UMKM SEBAGAI MOTOR PERTUMBUHAN
Penguatan UMKM pada akhirnya berkaitan langsung dengan agenda pertumbuhan ekonomi yang lebih inklusif.
Ketika pelaku usaha mendapatkan akses pembiayaan yang tepat, memiliki kemampuan mengelola keuangan, memanfaatkan teknologi, dan memperoleh akses pasar yang lebih luas, peluang untuk menciptakan lapangan kerja juga semakin besar.
Karena itu, ekosistem UMKM membutuhkan sinergi antara pemerintah, lembaga keuangan, industri teknologi, dunia usaha, dan pelaku UMKM sendiri.
Pembiayaan harus semakin mudah dijangkau, tetapi tetap prudent.
Digitalisasi harus semakin luas, tetapi dibarengi literasi dan keamanan.
Pendampingan usaha harus diperkuat agar modal yang disalurkan benar-benar menghasilkan produktivitas.
Dengan kombinasi tersebut, target peningkatan pembiayaan UMKM dari sekitar Rp1.519 triliun menuju Rp2.000 triliun tidak sekadar menjadi target angka.
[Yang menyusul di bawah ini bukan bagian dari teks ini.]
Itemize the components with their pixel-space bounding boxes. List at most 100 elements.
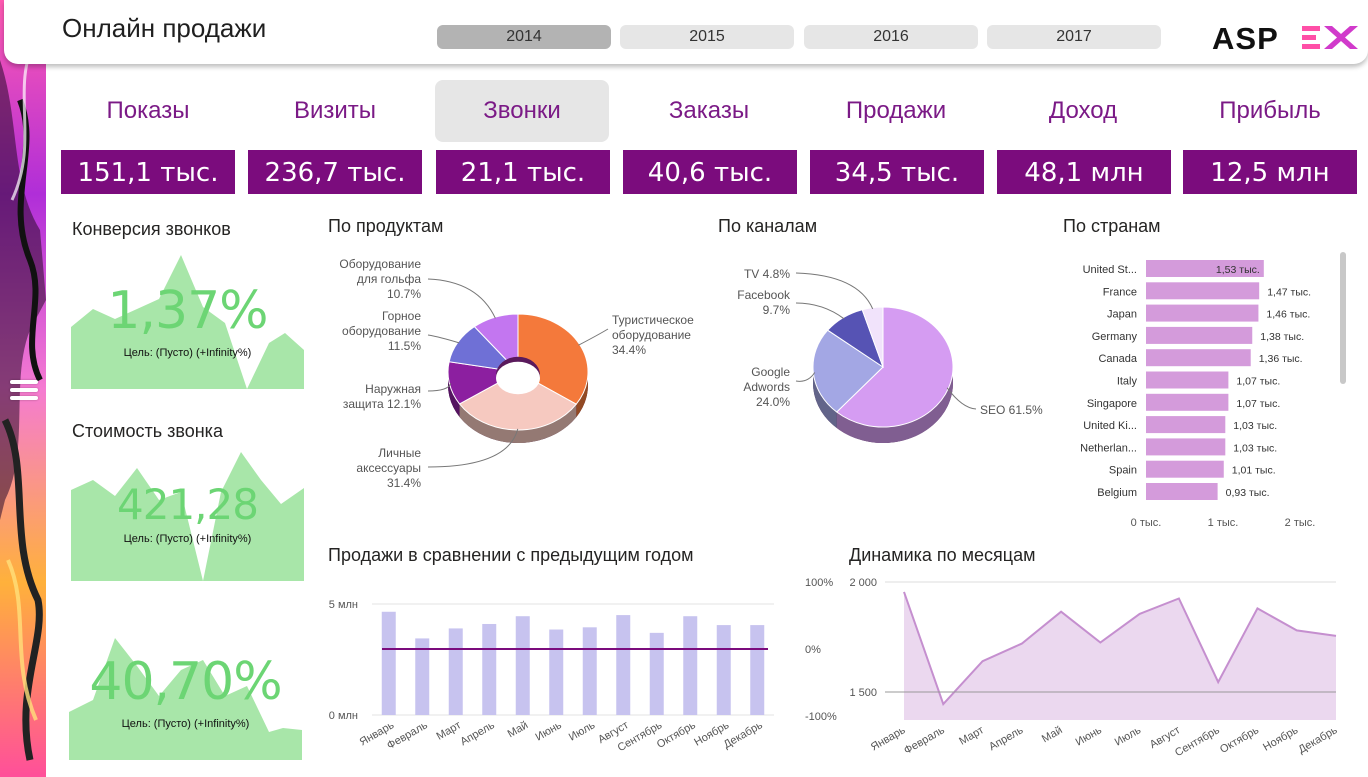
cost-value: 421,28: [117, 480, 259, 529]
products-donut-chart[interactable]: Туристическоеоборудование34.4%Личныеаксе…: [328, 245, 708, 505]
pie-leader-line: [427, 278, 496, 319]
country-bar[interactable]: [1146, 349, 1251, 367]
yoy-bar[interactable]: [750, 625, 765, 715]
country-bar[interactable]: [1146, 438, 1226, 456]
kpi-label-orders[interactable]: Заказы: [622, 80, 796, 142]
monthly-x-label: Сентябрь: [1173, 724, 1222, 759]
cost-card-title: Стоимость звонка: [72, 421, 223, 441]
pie-slice-label: для гольфа: [357, 272, 421, 286]
country-bar[interactable]: [1146, 460, 1224, 478]
country-value-label: 1,36 тыс.: [1259, 353, 1303, 365]
country-label: Germany: [1092, 331, 1138, 343]
country-value-label: 1,47 тыс.: [1267, 286, 1311, 298]
yoy-bar[interactable]: [616, 615, 631, 715]
country-label: United Ki...: [1083, 420, 1137, 432]
page-title: Онлайн продажи: [62, 13, 267, 43]
country-label: Spain: [1109, 465, 1137, 477]
pie-leader-line: [795, 372, 816, 382]
yoy-bar[interactable]: [482, 623, 497, 715]
kpi-value-calls: 21,1 тыс.: [436, 150, 610, 194]
country-value-label: 1,07 тыс.: [1236, 398, 1280, 410]
country-bar[interactable]: [1146, 371, 1229, 389]
yoy-bar[interactable]: [582, 627, 597, 715]
country-label: France: [1103, 286, 1137, 298]
kpi-label-calls[interactable]: Звонки: [435, 80, 609, 142]
kpi-value-sales: 34,5 тыс.: [810, 150, 984, 194]
pie-slice-label: Adwords: [743, 380, 790, 394]
year-button-2016[interactable]: 2016: [804, 25, 978, 49]
hamburger-menu-icon[interactable]: [10, 380, 38, 406]
donut-hole: [496, 361, 540, 395]
yoy-bar[interactable]: [515, 616, 530, 715]
country-label: Canada: [1098, 353, 1137, 365]
monthly-x-label: Январь: [869, 724, 908, 753]
yoy-x-label: Июль: [567, 719, 598, 744]
country-bar[interactable]: [1146, 304, 1259, 322]
pie-slice-label: Личные: [378, 446, 421, 460]
country-value-label: 1,07 тыс.: [1236, 376, 1280, 388]
country-value-label: 1,03 тыс.: [1233, 442, 1277, 454]
country-bar[interactable]: [1146, 483, 1218, 500]
monthly-area: [904, 591, 1336, 720]
country-label: Italy: [1117, 376, 1138, 388]
year-button-2014[interactable]: 2014: [437, 25, 611, 49]
kpi-label-revenue[interactable]: Доход: [996, 80, 1170, 142]
year-button-2017[interactable]: 2017: [987, 25, 1161, 49]
yoy-bar[interactable]: [716, 625, 731, 715]
pie-slice-label: аксессуары: [356, 461, 421, 475]
kpi-label-sales[interactable]: Продажи: [809, 80, 983, 142]
country-scrollbar[interactable]: [1340, 252, 1346, 384]
monthly-x-label: Февраль: [902, 724, 947, 757]
yoy-bar[interactable]: [683, 616, 698, 715]
monthly-chart-title: Динамика по месяцам: [849, 545, 1036, 565]
country-x-tick: 0 тыс.: [1131, 517, 1162, 529]
header-bar: Онлайн продажи 2014 2015 2016 2017 ASP: [4, 0, 1368, 64]
country-label: Belgium: [1097, 487, 1137, 499]
svg-text:ASP: ASP: [1212, 21, 1279, 54]
yoy-y2-tick: 100%: [805, 577, 833, 589]
third-kpi-goal: Цель: (Пусто) (+Infinity%): [121, 718, 250, 730]
country-bar[interactable]: [1146, 393, 1229, 411]
monthly-x-label: Май: [1040, 724, 1065, 745]
year-button-2015[interactable]: 2015: [620, 25, 794, 49]
yoy-bar[interactable]: [649, 632, 664, 715]
yoy-bar[interactable]: [549, 629, 564, 715]
country-label: United St...: [1083, 264, 1137, 276]
country-value-label: 1,01 тыс.: [1232, 465, 1276, 477]
country-bar[interactable]: [1146, 416, 1226, 434]
country-value-label: 1,46 тыс.: [1266, 309, 1310, 321]
pie-slice-label: 10.7%: [387, 287, 421, 301]
yoy-y-tick: 0 млн: [329, 710, 358, 722]
third-kpi-value: 40,70%: [89, 652, 282, 712]
pie-slice-label: Туристическое: [612, 313, 694, 327]
country-value-label: 1,53 тыс.: [1216, 264, 1260, 276]
kpi-label-profit[interactable]: Прибыль: [1183, 80, 1357, 142]
aspex-logo: ASP: [1212, 21, 1358, 54]
channels-pie-chart[interactable]: SEO 61.5% GoogleAdwords24.0% Facebook9.7% T…: [718, 245, 1058, 505]
yoy-bar[interactable]: [381, 611, 396, 715]
pie-slice-label: Facebook: [737, 288, 791, 302]
pie-slice-label: Наружная: [365, 382, 421, 396]
yoy-x-label: Апрель: [458, 719, 497, 748]
monthly-x-label: Июнь: [1074, 724, 1104, 749]
yoy-x-label: Декабрь: [722, 719, 765, 751]
monthly-area-chart[interactable]: 2 000 1 500 ЯнварьФевраль Март Апрель Май Июнь…: [845, 570, 1360, 770]
pie-leader-line: [427, 383, 452, 392]
monthly-y-tick: 1 500: [849, 687, 877, 699]
kpi-value-orders: 40,6 тыс.: [623, 150, 797, 194]
pie-slice-label: 24.0%: [756, 395, 790, 409]
country-bar[interactable]: [1146, 326, 1253, 344]
country-x-tick: 1 тыс.: [1208, 517, 1239, 529]
country-label: Singapore: [1087, 398, 1137, 410]
yoy-bar[interactable]: [448, 628, 463, 715]
conversion-card-title: Конверсия звонков: [72, 219, 231, 239]
kpi-value-revenue: 48,1 млн: [997, 150, 1171, 194]
monthly-x-label: Апрель: [987, 724, 1026, 753]
country-bar[interactable]: [1146, 282, 1260, 300]
countries-bar-chart[interactable]: United St... 1,53 тыс. France 1,47 тыс. Japa…: [1063, 250, 1363, 535]
channels-chart-title: По каналам: [718, 216, 818, 236]
kpi-label-visits[interactable]: Визиты: [248, 80, 422, 142]
pie-leader-line: [427, 334, 460, 344]
kpi-label-impressions[interactable]: Показы: [61, 80, 235, 142]
yoy-column-chart[interactable]: 5 млн0 млн100%0%-100%ЯнварьФевраль МартАп…: [328, 570, 848, 770]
Lebih jauh, target tersebut diharapkan menjadi bagian dari strategi memperbesar kapasitas usaha masyarakat dan memperkuat fondasi ekonomi nasional.
Di tengah ketidakpastian ekonomi global, kekuatan Indonesia tidak hanya ditentukan oleh indikator makro.
Ketahanan ekonomi juga akan sangat bergantung pada seberapa kuat pelaku usaha di tingkat akar rumput mampu bertahan, berkembang, menciptakan lapangan kerja, dan terhubung dengan ekonomi digital.
Karena itu, memperluas akses pembiayaan sekaligus meningkatkan kualitas pemanfaatannya menjadi agenda penting untuk memastikan UMKM benar-benar menjadi motor pertumbuhan ekonomi Indonesia.